Ce que n’est pas l’attention : le problème de la pédagogie du jeu 

Déterminer un concept permet de le distinguer de ce qui pourrait, de prime abord, lui ressembler, bien que la chose ne tombe pas sous le concept en question. Plusieurs choses peuvent ressembler à ce que nous nommons « attention », alors même qu’elles sont fort différentes de ce que nous visons. Nous n’en verrons qu’une seule, de manière brève et concise, afin de mesurer un peu mieux ce que ne sera pas la praxis pédagogique que nous cherchons. Nous nous arrêterons donc sur l’apprentissage par le jeu, car ce paradigme pédagogique revêt une importance certaine de nos jours. Si cette modalité d’apprentissage peut avoir des arguments de son côté lorsque le public est très jeune, il semble néanmoins que ce paradigme montre très vite ses limites lorsqu’il se destine a un public qui a atteint l’âge de raison.

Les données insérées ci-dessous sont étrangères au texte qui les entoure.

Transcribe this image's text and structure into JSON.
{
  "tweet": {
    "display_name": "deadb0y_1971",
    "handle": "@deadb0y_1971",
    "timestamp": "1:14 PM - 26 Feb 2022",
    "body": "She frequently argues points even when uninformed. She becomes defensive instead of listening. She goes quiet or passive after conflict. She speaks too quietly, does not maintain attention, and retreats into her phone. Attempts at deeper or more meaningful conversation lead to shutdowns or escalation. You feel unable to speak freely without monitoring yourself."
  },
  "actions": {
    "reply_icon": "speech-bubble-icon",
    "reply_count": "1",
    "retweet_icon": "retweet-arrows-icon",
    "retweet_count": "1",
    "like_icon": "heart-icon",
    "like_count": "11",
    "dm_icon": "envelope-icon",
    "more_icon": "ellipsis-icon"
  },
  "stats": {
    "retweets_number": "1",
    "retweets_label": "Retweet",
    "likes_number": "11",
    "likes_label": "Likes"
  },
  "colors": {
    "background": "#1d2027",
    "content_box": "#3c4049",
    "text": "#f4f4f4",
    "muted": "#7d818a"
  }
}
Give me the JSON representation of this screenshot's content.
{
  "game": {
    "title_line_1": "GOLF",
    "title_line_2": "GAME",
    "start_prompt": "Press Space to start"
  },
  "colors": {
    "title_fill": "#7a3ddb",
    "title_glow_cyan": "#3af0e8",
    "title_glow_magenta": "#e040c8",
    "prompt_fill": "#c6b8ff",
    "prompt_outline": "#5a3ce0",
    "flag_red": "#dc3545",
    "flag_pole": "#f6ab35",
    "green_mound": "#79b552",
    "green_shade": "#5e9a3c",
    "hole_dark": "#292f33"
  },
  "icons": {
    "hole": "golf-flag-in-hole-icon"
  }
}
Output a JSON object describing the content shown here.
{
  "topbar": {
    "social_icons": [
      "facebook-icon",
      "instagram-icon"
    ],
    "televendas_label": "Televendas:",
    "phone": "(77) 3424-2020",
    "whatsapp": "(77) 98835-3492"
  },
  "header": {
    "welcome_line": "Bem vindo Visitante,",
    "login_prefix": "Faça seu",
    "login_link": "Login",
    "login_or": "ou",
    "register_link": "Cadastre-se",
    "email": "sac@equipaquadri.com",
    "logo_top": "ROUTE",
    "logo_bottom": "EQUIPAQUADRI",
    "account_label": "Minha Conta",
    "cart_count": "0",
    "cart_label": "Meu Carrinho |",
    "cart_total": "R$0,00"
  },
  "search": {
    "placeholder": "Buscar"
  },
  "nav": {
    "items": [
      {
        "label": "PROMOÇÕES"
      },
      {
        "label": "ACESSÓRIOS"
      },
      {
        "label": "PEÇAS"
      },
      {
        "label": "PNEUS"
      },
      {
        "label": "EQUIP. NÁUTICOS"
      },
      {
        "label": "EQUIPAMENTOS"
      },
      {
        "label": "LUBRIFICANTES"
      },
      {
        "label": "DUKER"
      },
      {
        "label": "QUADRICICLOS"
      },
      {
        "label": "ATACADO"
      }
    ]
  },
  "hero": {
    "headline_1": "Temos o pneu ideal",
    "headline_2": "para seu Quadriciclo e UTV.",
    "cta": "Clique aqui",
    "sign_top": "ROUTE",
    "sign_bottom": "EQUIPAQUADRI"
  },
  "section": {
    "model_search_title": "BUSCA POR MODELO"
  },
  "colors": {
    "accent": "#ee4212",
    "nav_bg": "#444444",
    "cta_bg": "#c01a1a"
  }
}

L’attention pourrait bien ressembler, en effet, à une captation de la conscience par des stimulus externes. Le courant pédagogique fondé sur le « ludique », « l’éducation par le jeu », consiste en une intégration, au cœur même de la sphère pédagogique, de la modalité du divertissement contemporain. L’idée directrice de cette méthode réside dans le fait que l’amusement serait une manière d’apprendre sans en être conscient, par un ensemble de moyens détournés qui varient les supports de présentation pour diffuser un savoir à travers des médias d’emblée familiers pour l’élève : la forme du divertissement télévisuel, des jeux vidéo, du site internet, de la vidéo présentant un format qui convient aux habitus des élèves, etc. Loin d’instituer une modification dans l’être-au-monde de l’élève, la pédagogie fondée sur le ludique consiste bien plutôt à laisser l’élève dans son habitus initial afin d’introduire en lui le savoir. On ne dispose plus l’élève au savoir, mais on adapte le savoir à la disposition immédiate d’un élève du 21ème siècle – disposition qui pourra d’ailleurs changer, impliquant une adaptation constante de l’enseignement à l’évolution contingente de la société. La justification d’une telle pédagogie réside dans le fait d’aller chercher l’élève dans son « monde ambiant » sans exiger la moindre rupture avec celui-ci, afin d’obtenir de lui un engagement optimum et immédiat dans l’apprentissage d’une discipline.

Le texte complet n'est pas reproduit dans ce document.